Он был зол. Он готов был грызть зубами золотые безделушки и сверкающие камни своей сокровищницы, так он был зол. Вид неисчислимого богатства, которое было тем ценнее в его глазах, что принадлежало лишь ему одному и никому больше, всегда успокаивал и радовал его, но сейчас не помогало и это. Он набрал в грудь побольше воздуху, задержал дыхание, сколько хватило сил, потом резко выдохнул. И сказал как мог спокойнее:

— Ну чего, чего же тебе еще не хватает? Глупая женщина! Я собрал здесь самые редкостные, самые удивительные драгоценности со всех концов света, и все это — твое, пока ты со мной. Ты хотела парчу, шелка и бархат, чтобы одеться — я достал их. Потом ты потребовала перин и одеял, потому что, видите ли, не можешь спать в холоде — и я принес их тебе. Скажи мне, что тебе нужно, и, клянусь Первым Яйцом, я достану все, что потребуется!

В продолжение всей этой речи он сидел к Раине спиной, но на последних словах обернулся так резко, что девушка вздрогнула. Но все равно упрямо покачала головой:

— Нет, чудовище. Ты не заставишь меня.

Он качнулся всем телом в ее сторону, и, хотя их разделяло не меньше десятка шагов, она тотчас почувствовала у самой щеки его горячее, нетерпеливое дыхание.

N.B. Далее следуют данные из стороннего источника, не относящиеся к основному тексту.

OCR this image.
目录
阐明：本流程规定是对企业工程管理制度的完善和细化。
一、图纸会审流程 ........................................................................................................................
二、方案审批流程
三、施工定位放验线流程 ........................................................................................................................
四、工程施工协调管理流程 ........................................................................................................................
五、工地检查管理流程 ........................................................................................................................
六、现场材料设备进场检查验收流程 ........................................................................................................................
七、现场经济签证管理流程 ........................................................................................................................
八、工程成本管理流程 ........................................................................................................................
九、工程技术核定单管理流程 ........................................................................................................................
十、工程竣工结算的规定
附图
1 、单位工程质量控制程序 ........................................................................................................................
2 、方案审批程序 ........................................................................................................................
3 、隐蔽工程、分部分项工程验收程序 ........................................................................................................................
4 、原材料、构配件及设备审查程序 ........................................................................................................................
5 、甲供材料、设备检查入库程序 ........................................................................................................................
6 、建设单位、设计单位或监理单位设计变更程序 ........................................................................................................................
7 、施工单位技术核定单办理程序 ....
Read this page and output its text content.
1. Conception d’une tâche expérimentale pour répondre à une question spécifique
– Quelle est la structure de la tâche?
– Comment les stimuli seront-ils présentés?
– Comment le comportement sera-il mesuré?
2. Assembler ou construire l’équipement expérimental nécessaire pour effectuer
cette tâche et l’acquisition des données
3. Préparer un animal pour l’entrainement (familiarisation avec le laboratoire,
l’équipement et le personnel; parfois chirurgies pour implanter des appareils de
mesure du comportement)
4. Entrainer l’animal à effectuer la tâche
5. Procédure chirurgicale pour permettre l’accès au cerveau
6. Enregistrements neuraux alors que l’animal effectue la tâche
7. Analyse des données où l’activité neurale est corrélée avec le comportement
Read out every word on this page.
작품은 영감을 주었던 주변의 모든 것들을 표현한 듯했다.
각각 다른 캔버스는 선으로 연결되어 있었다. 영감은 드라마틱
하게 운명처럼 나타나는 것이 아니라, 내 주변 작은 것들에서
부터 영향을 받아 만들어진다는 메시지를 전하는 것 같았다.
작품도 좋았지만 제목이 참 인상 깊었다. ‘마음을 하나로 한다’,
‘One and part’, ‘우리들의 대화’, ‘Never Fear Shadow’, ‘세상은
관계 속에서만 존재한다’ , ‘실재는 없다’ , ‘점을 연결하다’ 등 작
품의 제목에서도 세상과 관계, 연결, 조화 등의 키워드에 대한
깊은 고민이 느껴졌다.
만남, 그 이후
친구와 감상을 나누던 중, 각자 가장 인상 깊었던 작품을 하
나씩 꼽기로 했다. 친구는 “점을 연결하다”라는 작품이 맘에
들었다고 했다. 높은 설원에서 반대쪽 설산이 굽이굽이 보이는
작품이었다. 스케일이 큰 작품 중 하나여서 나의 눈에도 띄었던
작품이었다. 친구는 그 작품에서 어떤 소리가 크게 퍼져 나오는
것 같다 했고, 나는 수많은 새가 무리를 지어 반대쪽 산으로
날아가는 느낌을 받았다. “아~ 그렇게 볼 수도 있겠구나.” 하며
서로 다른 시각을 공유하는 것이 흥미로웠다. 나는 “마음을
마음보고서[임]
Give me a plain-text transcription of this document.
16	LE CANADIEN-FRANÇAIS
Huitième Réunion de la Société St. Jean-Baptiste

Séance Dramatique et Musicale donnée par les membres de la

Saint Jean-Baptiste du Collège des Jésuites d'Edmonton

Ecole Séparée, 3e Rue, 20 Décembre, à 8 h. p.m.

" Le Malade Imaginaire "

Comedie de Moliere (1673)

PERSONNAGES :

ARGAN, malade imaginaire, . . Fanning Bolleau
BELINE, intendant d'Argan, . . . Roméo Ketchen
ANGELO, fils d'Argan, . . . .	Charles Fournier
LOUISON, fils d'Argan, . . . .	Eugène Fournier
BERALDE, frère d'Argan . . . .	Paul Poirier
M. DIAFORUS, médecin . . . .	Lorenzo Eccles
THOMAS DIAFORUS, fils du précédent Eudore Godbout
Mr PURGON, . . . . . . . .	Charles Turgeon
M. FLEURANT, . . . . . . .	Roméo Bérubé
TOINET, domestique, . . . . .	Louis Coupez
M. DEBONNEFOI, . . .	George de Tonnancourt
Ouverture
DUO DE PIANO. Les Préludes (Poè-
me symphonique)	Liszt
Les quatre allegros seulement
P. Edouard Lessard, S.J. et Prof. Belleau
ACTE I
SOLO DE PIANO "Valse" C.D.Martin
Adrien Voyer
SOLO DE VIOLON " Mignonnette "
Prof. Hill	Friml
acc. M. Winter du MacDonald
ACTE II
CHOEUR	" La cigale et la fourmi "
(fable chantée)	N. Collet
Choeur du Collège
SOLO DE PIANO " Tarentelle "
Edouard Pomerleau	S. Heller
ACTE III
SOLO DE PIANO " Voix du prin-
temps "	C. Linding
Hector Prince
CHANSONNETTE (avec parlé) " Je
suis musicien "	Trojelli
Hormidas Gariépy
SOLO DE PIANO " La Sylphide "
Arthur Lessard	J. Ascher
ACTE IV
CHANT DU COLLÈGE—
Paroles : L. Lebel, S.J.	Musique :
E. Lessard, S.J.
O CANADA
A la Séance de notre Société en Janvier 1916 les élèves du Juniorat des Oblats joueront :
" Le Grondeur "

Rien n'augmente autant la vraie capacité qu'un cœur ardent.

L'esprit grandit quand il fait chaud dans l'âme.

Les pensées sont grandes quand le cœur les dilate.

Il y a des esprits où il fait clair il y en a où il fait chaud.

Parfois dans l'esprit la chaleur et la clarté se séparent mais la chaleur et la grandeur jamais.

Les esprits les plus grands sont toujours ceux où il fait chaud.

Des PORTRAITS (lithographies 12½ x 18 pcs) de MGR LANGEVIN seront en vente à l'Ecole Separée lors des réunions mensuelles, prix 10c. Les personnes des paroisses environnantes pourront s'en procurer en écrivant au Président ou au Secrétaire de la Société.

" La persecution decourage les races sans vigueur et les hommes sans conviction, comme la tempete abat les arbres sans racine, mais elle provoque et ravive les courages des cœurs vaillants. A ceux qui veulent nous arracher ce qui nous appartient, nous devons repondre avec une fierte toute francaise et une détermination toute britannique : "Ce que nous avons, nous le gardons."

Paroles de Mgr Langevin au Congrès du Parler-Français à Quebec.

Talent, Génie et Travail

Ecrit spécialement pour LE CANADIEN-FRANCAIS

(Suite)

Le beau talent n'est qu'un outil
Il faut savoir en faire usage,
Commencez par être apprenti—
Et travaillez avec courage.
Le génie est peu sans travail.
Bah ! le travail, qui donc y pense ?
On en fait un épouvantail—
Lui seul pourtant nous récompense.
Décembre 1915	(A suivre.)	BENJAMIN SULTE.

— Разве такое уж я чудовище? — вкрадчиво проговорил он ей в самое ухо. — Посмотри мне в глаза и скажи.

— Я не желаю смотреть в твои желтые глаза! — крикнула девушка. Она сидела на груде золота, сжавшись в комочек, обхватив колени тонкими руками. — Уже тысячу лет я не видела ни одного простого человеческого лица, только твои желтые безумные глаза!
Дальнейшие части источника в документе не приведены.